Chief Markets Economist John Higgins said the firm now sees gold dropping to $3,500 per ounce by the end of 2026, from just below $4,000 currently.
“We doubt the recent pull-back in the price of gold will be unwound,” he wrote, adding that the price has already fallen around 8% since peaking earlier this month.
Higgins said the Capital Economics’ new forecast “isn’t consistent with a collapse in the price of gold,” noting that even at $3,500, the real price would still be about 28% higher than its 1980 peak.
Still, he cautioned that the metal’s valuation had reached levels that were “very difficult to justify in real terms – to circa 60% above its prior peak in 1980.”
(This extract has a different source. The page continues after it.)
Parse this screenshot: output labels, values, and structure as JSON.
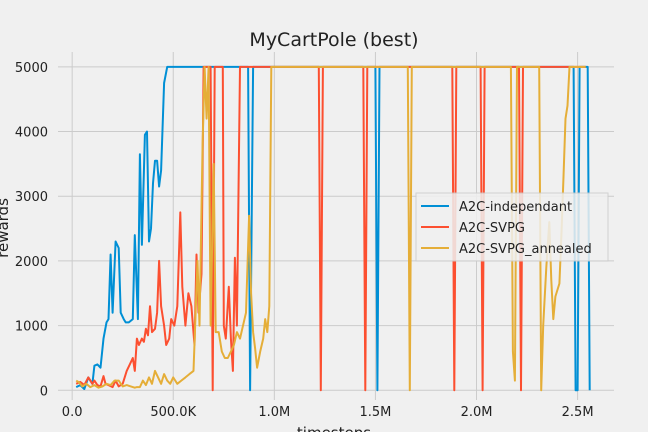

Some of the forces behind gold’s rally—central bank diversification away from the dollar, demand from China amid a weak property sector, and ETF inflows—should continue to lend some support. But Higgins said these are unlikely to sustain prices at recent highs.
Gold already accounts for more than 20% of total global reserves, and the firm does not expect those shares to return to the record levels seen in 1980.
Meanwhile, a rebound in China’s stock market may reduce local appetite for the metal, while fund managers could slow their gold allocations if performance weakens. Higgins also rejected the view that gold’s surge reflected fears of dollar debasement or concerns about U.S. debt quality.
“The ‘debasement’ theory looks like a misdiagnosis,” he wrote, pointing out that the dollar was stable and Treasuries rallied while gold prices soared.
Instead, he said, the rally appears to have been driven by speculative enthusiasm that “may be turning into a mini-bust.”